In this quickstart, you can use Conda to easily create a development environment and download necessary packages. This is only needed if you choose to follow the last section for using Spark to read Snowflake-managed Iceberg Tables. This is not required to create or use Iceberg Tables on Snowflake. Here are instructions for installing Conda:
Either download this file, or create a file named environment.yml with the following contents.
name: iceberg-cortex-demo
channels:
- conda-forge
dependencies:
- findspark=2.0.1
- jupyter=1.0.0
- pyspark=3.5.0
- openjdk=11.0.13
- python=3.11.6
- python-dotenv
- snowflake-snowpark-python
To create the environment needed, run the following in your shell.

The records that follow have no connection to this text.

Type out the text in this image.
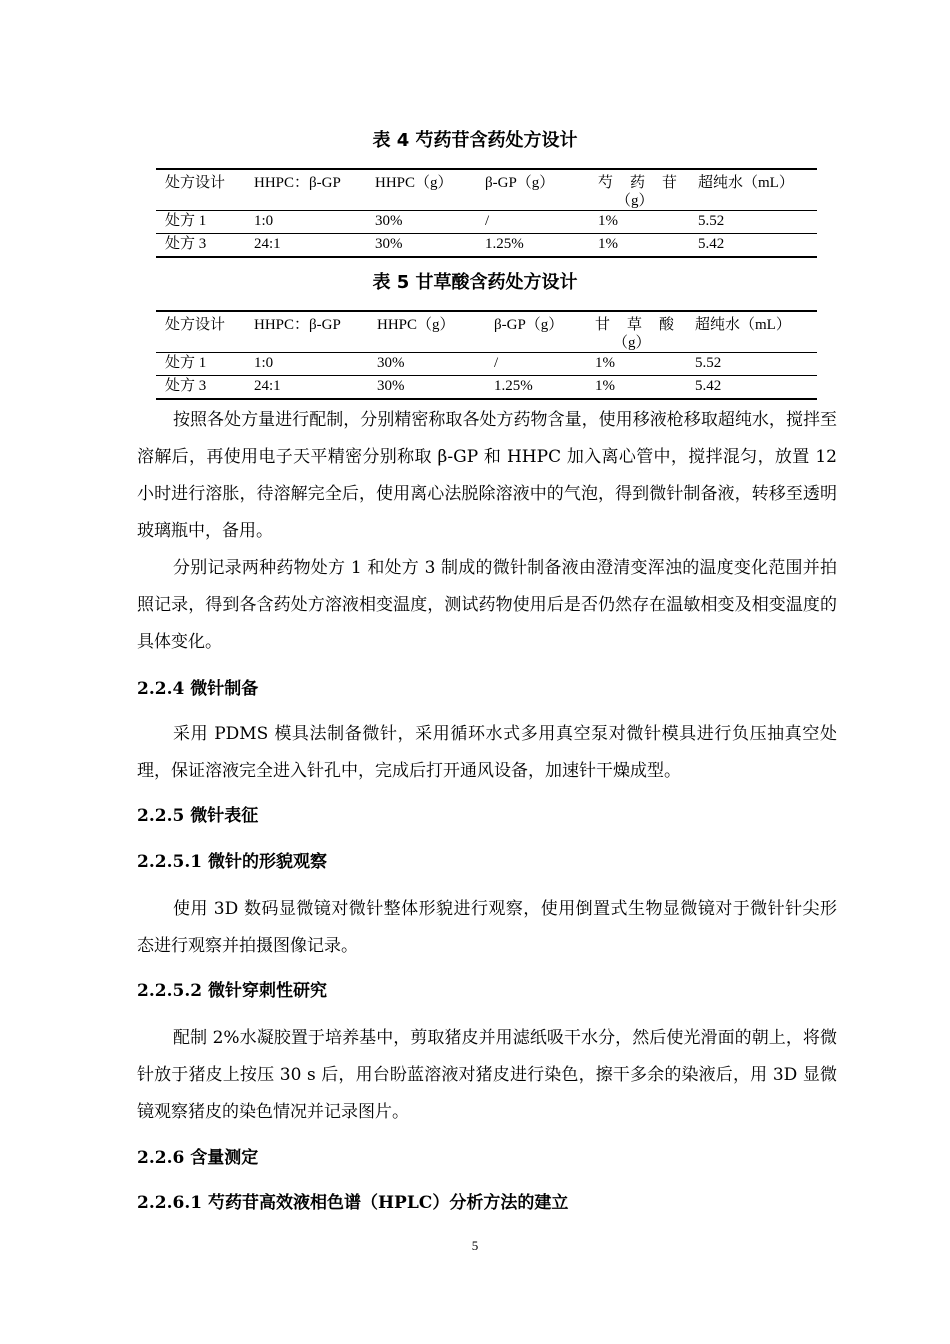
表 4 芍药苷含药处方设计
处方设计	HHPC：β-GP	HHPC（g）	β-GP（g）	芍 药 苷
（g）	超纯水（mL）
处方 1	1:0	30%	/	1%	5.52
处方 3	24:1	30%	1.25%	1%	5.42
表 5 甘草酸含药处方设计
处方设计	HHPC：β-GP	HHPC（g）	β-GP（g）	甘 草 酸
（g）	超纯水（mL）
处方 1	1:0	30%	/	1%	5.52
处方 3	24:1	30%	1.25%	1%	5.42

按照各处方量进行配制，分别精密称取各处方药物含量，使用移液枪移取超纯水，搅拌至溶解后，再使用电子天平精密分别称取 β-GP 和 HHPC 加入离心管中，搅拌混匀，放置 12 小时进行溶胀，待溶解完全后，使用离心法脱除溶液中的气泡，得到微针制备液，转移至透明玻璃瓶中，备用。

分别记录两种药物处方 1 和处方 3 制成的微针制备液由澄清变浑浊的温度变化范围并拍照记录，得到各含药处方溶液相变温度，测试药物使用后是否仍然存在温敏相变及相变温度的具体变化。

2.2.4 微针制备

采用 PDMS 模具法制备微针，采用循环水式多用真空泵对微针模具进行负压抽真空处理，保证溶液完全进入针孔中，完成后打开通风设备，加速针干燥成型。

2.2.5 微针表征
2.2.5.1 微针的形貌观察

使用 3D 数码显微镜对微针整体形貌进行观察，使用倒置式生物显微镜对于微针针尖形态进行观察并拍摄图像记录。

2.2.5.2 微针穿刺性研究

配制 2%水凝胶置于培养基中，剪取猪皮并用滤纸吸干水分，然后使光滑面的朝上，将微针放于猪皮上按压 30 s 后，用台盼蓝溶液对猪皮进行染色，擦干多余的染液后，用 3D 显微镜观察猪皮的染色情况并记录图片。

2.2.6 含量测定
2.2.6.1 芍药苷高效液相色谱（HPLC）分析方法的建立
5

conda env create -f environment.yml
From your terminal, run the following commands to activate the virtual environment you created in the setup, and open jupyter notebooks.
conda activate iceberg-cortex-demo
jupyter notebook
Download the spark.ipynb notebook here and .env file here in the same directory. Update the values in the .env file for your setup, then open the notebook with Jupyter. Update and run the cells that are applicable to the cloud in which your Snowflake account is located.
To delete all of the objects created in this guide, you can drop the database, warehouse, and external volume.
DROP DATABASE demo;
DROP WAREHOUSE demo_wh;
DROP EXTERNAL VOLUME s3_vol;
To delete the Conda environment, run the following in your shell.
conda deactivate
conda remove -n iceberg-cortex-demo --all
Congratulations! You've successfully augmented an Iceberg open data lakehouse on Snowflake with Cortex.